Jerry Reeves, President & CEO of Sturdy Savings Bank of Cape May Court House in New Jersey and current Chairman of the NJ Bankers Association, penned an article The Golden Age of Banking in the NJBA's winter 2016 edition of New Jersey Banker magazine. He romanticized that more seasoned bankers might be reminiscing back to the "good old days", but newer bankers might see today as banking's golden age.
In that, I agree with Jerry. His optimism was palpable, citing the education levels of new bankers, technology innovations that can be implemented by large and small banks alike, and the stratification of seasoned and new bankers that can pave the way to future industry leadership.
His leadership transition comment brought to mind a comment by an industry FinTech professional, and my friend, Mark Zmarzly:
"We build moats in our industry... we need to build bridges."
- Mark Zmarzly, CEO, Hip Pocket
How does Mark's quote relate to the mix of seasoned and new professional bankers? Because there is tremendous friction in ushering in new leadership in our industry that weighs like a millstone around our collective necks that will likely lead to the continued shrinking of our ranks.
Some friction is sewed into our fabric and is largely out of our control. It relates to the regulatory scheme. A bank CEO recently told me that the CEO job at his bank could have only gone to an experienced bank CEO that came through the commercial lending ranks and his/her experience could not be with a troubled bank. Why the rigid criteria? Because regulators would approve no one else. Such attitudes bleed into the board room, as they create similar rigidity based on past bias or perceived regulatory preference. This ignores the fact that some of the most dynamic and forward looking bank leaders don't fit that criteria.
In other words, it is extremely short sighted. But it is the safe choice, as boards seek similar leadership to what they got in the past in spite of the rapid changes occurring before us.

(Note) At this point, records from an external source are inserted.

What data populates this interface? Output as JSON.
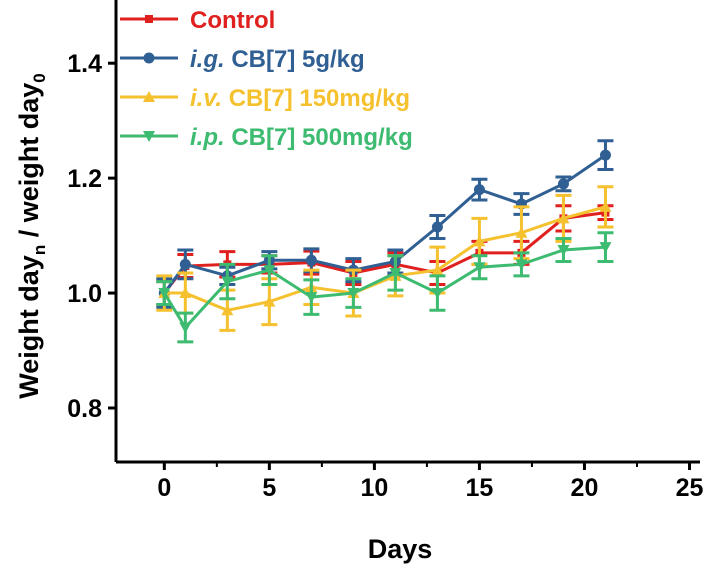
{
  "chart_data": {
    "type": "line",
    "xlabel": "Days",
    "ylabel": {
      "main": "Weight day",
      "sub1": "n",
      "mid": " / weight day",
      "sub2": "0"
    },
    "xlim": [
      -2.3,
      25.5
    ],
    "ylim": [
      0.706,
      1.51
    ],
    "xticks": [
      0,
      5,
      10,
      15,
      20,
      25
    ],
    "yticks": [
      0.8,
      1.0,
      1.2,
      1.4
    ],
    "ytick_labels": [
      "0.8",
      "1.0",
      "1.2",
      "1.4"
    ],
    "grid": false,
    "legend_position": "top-left",
    "x": [
      0,
      1,
      3,
      5,
      7,
      9,
      11,
      13,
      15,
      17,
      19,
      21
    ],
    "series": [
      {
        "name": "Control",
        "prefix": "",
        "label": "Control",
        "color": "#e0201e",
        "marker": "square",
        "values": [
          1.0,
          1.047,
          1.05,
          1.05,
          1.053,
          1.035,
          1.05,
          1.035,
          1.07,
          1.07,
          1.13,
          1.14
        ],
        "errors": [
          0.02,
          0.02,
          0.022,
          0.015,
          0.02,
          0.02,
          0.02,
          0.02,
          0.02,
          0.02,
          0.022,
          0.012
        ]
      },
      {
        "name": "i.g. CB[7] 5g/kg",
        "prefix": "i.g.",
        "label": " CB[7] 5g/kg",
        "color": "#2f5f93",
        "marker": "circle",
        "values": [
          1.0,
          1.05,
          1.03,
          1.057,
          1.057,
          1.04,
          1.055,
          1.115,
          1.18,
          1.155,
          1.19,
          1.24
        ],
        "errors": [
          0.025,
          0.025,
          0.015,
          0.015,
          0.02,
          0.02,
          0.02,
          0.02,
          0.018,
          0.018,
          0.012,
          0.025
        ]
      },
      {
        "name": "i.v. CB[7] 150mg/kg",
        "prefix": "i.v.",
        "label": " CB[7] 150mg/kg",
        "color": "#f5c12e",
        "marker": "triangle-up",
        "values": [
          1.0,
          1.0,
          0.97,
          0.985,
          1.01,
          1.0,
          1.03,
          1.04,
          1.09,
          1.105,
          1.13,
          1.15
        ],
        "errors": [
          0.03,
          0.035,
          0.035,
          0.04,
          0.03,
          0.04,
          0.035,
          0.04,
          0.04,
          0.045,
          0.04,
          0.035
        ]
      },
      {
        "name": "i.p. CB[7] 500mg/kg",
        "prefix": "i.p.",
        "label": " CB[7] 500mg/kg",
        "color": "#3dbb70",
        "marker": "triangle-down",
        "values": [
          1.0,
          0.94,
          1.02,
          1.04,
          0.993,
          1.0,
          1.035,
          1.0,
          1.045,
          1.05,
          1.075,
          1.08
        ],
        "errors": [
          0.02,
          0.025,
          0.03,
          0.025,
          0.03,
          0.025,
          0.03,
          0.03,
          0.02,
          0.02,
          0.02,
          0.025
        ]
      }
    ]
  }
}
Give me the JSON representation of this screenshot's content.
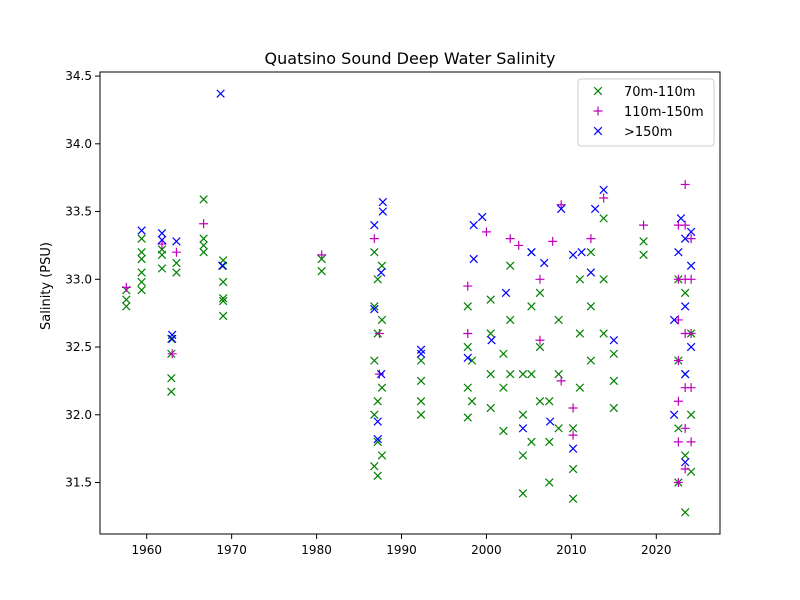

Although some barriers to future leadership are beyond our control, most are within it. Humans protect what we have. Teachers ensure that only those with teaching credentials can teach. Even though there may be willing retired government officials available to teach Civics class, they couldn't break through the "teacher" barrier. Similarly, you can only practice law with a law degree. Three extra years of education and passing a bar exam. Abraham Lincoln practiced law with an elementary school education. We erect barriers to keep people out.
And so it goes in banking. What we need are development plans to turn our young bankers into future bank executives. Exposing them to multiple areas of the bank, formal training, and executive mentorship should be part of the transition. As executives near retirement, there should be multiple internal candidates to fill that role.
Instead we turn to outsiders, or to the investment banker to help sell our bank. Successful banks of the future will purposefully hire, develop, and turn the keys over to their future leaders. Current leaders will have the resolve and humility to make it happen. Less than successful banks will call the investment banker and turn the keys over to someone else.